A father must be careful: harshness and constant criticism can produce resentment, while absence produces a home without steady authority. Either extreme can damage a child’s respect for authority and—ultimately—their respect for God. That is why diligent fathers are desperately needed.
The mother’s vital role
Scripture teaches that a woman is to guide the house (1 Timothy 5:14) and be a keeper at home (Titus 2:5), meaning she manages, guards, and keeps the household.
This does not mean Scripture forbids a woman from work outside the home or from receiving wages. The virtuous woman of Proverbs 31 is described as industrious, thoughtful, and productive—buying and selling, overseeing responsibilities, and using her strength wisely—yet her world revolves around the home.
God’s will is clear: a mother must put the home above everything else in this world. And one of the best gifts parents can give children is undivided attention—turning off distractions and giving time, teaching, and presence.
If parents do not transmit knowledge of God to the next generation, it will be lost.

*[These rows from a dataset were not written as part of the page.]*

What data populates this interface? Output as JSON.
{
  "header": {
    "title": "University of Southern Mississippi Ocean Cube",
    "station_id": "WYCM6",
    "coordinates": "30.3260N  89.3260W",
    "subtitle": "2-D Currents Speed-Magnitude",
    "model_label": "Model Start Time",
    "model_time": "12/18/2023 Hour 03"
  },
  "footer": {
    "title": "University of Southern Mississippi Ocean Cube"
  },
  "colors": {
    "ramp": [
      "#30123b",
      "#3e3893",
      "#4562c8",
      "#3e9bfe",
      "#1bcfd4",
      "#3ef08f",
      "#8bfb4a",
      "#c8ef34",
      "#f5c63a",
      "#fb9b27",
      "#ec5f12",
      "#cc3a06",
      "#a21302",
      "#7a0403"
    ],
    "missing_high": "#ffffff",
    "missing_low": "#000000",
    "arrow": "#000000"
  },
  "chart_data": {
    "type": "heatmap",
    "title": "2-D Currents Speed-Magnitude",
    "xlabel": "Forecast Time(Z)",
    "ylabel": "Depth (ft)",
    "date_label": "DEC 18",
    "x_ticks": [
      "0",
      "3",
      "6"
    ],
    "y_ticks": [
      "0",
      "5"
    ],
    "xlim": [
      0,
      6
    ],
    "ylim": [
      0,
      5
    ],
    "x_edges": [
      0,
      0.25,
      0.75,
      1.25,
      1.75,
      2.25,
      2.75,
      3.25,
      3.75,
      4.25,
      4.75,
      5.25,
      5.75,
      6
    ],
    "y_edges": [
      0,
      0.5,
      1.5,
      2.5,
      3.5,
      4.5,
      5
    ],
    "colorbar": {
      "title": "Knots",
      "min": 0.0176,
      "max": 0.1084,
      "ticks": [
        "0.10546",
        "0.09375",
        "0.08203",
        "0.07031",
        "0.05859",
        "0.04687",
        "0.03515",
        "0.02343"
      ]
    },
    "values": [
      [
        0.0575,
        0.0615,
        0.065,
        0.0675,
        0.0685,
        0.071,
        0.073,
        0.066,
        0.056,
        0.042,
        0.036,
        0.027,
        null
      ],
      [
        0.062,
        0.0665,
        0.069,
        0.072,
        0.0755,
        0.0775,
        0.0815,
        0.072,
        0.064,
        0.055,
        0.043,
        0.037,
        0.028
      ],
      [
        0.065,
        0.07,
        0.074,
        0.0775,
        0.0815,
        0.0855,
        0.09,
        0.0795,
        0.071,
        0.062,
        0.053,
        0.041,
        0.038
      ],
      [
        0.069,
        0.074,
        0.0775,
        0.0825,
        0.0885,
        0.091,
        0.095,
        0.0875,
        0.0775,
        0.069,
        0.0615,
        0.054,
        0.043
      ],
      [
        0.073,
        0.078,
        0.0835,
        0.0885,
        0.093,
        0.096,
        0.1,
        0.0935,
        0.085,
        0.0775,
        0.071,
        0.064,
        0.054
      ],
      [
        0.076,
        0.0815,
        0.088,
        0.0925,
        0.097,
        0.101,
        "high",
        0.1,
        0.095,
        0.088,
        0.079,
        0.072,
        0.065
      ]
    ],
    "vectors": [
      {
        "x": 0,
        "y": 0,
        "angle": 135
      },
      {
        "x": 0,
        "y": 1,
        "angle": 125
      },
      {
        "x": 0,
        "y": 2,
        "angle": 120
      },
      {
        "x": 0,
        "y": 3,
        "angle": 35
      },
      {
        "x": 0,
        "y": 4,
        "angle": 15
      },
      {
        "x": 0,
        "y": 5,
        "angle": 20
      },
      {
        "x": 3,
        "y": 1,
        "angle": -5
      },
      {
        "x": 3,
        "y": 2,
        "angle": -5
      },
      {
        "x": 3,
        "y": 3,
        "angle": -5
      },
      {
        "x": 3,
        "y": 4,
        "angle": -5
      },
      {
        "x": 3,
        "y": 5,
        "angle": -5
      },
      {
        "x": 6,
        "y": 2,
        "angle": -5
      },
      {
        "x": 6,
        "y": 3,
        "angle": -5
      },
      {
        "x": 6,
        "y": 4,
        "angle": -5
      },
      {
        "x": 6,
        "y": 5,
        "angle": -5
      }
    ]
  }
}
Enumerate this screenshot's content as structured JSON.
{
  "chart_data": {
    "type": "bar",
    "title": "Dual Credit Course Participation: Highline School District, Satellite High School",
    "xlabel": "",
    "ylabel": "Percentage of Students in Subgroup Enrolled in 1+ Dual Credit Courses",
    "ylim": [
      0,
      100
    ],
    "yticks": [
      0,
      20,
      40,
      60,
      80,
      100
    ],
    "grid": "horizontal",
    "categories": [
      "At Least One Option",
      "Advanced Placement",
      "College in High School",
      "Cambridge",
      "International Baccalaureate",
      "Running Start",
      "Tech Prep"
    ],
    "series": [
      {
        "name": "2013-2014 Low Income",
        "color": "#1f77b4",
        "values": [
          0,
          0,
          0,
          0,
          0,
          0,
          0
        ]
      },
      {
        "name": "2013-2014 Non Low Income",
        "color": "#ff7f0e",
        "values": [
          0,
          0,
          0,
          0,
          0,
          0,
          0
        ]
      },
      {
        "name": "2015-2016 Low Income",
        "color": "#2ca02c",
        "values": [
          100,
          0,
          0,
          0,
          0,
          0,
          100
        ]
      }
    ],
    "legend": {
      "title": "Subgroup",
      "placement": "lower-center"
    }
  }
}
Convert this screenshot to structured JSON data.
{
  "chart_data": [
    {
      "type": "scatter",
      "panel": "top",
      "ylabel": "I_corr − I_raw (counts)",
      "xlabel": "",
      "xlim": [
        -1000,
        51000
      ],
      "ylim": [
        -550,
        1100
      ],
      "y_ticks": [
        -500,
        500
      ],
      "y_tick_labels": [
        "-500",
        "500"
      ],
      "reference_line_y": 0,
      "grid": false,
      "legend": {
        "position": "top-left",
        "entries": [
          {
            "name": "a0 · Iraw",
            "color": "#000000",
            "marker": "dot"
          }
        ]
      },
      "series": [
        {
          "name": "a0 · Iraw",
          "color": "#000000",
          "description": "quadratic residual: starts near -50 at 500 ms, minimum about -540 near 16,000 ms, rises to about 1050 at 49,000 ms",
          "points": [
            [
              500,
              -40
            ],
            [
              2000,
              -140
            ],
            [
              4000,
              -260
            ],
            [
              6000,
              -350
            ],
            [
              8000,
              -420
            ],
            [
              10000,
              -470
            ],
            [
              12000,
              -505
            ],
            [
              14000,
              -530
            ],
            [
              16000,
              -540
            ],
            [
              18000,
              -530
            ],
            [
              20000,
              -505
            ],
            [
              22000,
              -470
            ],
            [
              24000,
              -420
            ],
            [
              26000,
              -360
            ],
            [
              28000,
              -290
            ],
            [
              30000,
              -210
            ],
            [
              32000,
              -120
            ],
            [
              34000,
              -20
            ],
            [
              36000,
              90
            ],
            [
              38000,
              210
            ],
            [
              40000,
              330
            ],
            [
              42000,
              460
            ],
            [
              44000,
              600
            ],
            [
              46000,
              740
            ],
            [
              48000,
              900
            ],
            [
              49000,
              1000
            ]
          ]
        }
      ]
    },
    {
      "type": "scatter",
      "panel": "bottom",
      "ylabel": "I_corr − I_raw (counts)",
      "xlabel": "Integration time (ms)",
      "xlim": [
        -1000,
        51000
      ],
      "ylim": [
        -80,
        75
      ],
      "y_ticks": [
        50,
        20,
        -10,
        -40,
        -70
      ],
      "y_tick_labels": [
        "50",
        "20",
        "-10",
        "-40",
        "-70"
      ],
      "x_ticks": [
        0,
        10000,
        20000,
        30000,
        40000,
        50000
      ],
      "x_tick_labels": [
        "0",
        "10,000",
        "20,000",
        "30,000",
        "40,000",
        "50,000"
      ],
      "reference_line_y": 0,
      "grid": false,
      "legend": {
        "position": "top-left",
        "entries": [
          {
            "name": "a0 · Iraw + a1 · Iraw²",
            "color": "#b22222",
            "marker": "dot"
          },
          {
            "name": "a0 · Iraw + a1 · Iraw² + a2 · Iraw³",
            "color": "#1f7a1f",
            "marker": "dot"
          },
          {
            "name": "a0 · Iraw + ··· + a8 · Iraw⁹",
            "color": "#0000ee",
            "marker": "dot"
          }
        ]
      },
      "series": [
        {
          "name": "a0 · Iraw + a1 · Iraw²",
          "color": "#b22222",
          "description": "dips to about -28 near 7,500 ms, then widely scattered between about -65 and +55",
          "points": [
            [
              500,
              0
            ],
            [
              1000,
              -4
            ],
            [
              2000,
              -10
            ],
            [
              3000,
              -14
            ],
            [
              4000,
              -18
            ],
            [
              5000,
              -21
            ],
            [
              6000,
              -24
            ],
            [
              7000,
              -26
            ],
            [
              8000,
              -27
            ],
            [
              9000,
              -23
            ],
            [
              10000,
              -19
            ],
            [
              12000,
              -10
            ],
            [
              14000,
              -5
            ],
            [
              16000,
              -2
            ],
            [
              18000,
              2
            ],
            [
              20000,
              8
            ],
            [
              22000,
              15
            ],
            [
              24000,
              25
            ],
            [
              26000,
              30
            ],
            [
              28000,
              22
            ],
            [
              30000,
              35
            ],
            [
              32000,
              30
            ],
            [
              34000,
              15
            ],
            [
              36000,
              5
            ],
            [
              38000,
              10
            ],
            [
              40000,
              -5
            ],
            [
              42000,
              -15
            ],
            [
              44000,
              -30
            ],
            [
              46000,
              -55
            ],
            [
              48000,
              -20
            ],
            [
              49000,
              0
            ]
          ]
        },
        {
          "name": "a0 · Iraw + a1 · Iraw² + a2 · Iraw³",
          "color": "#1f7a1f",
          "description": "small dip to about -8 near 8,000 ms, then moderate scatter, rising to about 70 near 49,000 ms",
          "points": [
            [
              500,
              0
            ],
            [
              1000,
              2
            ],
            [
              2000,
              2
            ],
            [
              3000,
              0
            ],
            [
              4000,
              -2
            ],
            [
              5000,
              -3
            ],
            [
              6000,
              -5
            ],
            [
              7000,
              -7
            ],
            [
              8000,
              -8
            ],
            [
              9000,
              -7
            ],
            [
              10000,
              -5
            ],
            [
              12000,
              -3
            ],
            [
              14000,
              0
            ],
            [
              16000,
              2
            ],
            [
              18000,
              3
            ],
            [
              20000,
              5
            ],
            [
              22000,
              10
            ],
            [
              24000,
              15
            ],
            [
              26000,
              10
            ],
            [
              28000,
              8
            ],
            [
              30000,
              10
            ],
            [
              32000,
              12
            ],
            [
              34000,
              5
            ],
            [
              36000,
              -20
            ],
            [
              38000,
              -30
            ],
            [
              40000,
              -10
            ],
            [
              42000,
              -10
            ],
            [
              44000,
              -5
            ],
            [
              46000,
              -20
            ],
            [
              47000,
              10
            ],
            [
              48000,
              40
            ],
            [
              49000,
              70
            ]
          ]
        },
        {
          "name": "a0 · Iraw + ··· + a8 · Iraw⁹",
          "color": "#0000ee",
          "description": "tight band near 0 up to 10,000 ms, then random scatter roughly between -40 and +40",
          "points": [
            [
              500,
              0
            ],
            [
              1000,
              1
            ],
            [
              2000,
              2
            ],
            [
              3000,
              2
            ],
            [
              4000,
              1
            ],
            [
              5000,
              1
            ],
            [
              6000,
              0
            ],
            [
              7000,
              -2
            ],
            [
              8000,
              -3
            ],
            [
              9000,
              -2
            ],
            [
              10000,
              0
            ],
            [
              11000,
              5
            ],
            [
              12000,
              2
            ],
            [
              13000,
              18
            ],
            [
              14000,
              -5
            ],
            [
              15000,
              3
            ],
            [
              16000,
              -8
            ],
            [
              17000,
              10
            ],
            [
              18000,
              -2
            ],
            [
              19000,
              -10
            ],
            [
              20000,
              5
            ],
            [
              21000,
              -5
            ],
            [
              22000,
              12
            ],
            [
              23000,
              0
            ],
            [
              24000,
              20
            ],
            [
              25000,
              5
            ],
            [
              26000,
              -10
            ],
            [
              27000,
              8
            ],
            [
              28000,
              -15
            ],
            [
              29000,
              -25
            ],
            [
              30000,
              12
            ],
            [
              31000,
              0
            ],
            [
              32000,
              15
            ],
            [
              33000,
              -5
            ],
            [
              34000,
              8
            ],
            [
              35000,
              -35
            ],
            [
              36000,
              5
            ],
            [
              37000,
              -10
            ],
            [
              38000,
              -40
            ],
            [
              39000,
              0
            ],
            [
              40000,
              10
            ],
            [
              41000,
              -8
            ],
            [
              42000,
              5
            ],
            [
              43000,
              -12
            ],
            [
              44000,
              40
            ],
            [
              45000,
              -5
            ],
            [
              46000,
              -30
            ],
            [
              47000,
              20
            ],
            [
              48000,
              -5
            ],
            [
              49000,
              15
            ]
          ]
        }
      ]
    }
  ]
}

One pattern the church has neglected: helping children find a godly spouse
One of the most neglected patterns is the guidance of children in selecting a spouse. Too often, the church is becoming indistinguishable from the world in how it pursues relationships. The world’s pattern has produced sexual activity before marriage and infidelity and divorce after marriage. If God’s people follow the same pattern, they will suffer the same consequences—and the pain will spill into the body of Christ.
Modern dating is commonly initiated by the young man or young woman, conducted outside the oversight of family authority, and may not even have marriage as its goal.
The biblical pattern is different: the relationship begins with the young man going to the young woman’s father first, continues under parental oversight, and culminates in marriage.
This requires something many homes lack: a strong parent-child relationship—cultivated so that children respect and honor parental wisdom.
Dating “just for fun” is dangerous. “Can a man take fire in his bosom, and his clothes not be burned?” (Proverbs 6:27). When young people pursue relationships for thrills, they awaken passions that do not belong outside marriage.
Instead, youth should prioritize seeking God: “Remember now thy Creator in the days of thy youth” (Ecclesiastes 12:1). Before pursuing a relationship with another person, pursue a relationship with God. Use youthful energy and time for the kingdom, being an example in word, conduct, faith, and purity (1 Timothy 4:12).
Biblical “job descriptions” for a future spouse
When the time comes to choose a spouse, God’s word gives clear expectations.
A young woman must be:
a Christian,
devoted to serving God and learning His ways,
respectful of biblical leadership,
willing to make the home a priority.
A young man must be:
a Christian,
committed to biblical leadership,
a protector,
a provider.
These are not shallow preferences. They are foundational qualifications for the roles of wife and husband that Scripture assigns.
A warning from Israel: knowledge can be lost in a few generations
Joshua died at 110. Then the next generation of leaders died. And then came one of the most sobering statements in Scripture:
“There arose another generation… which knew not the Lord, nor yet the works which he had done for Israel” (Judges 2:10).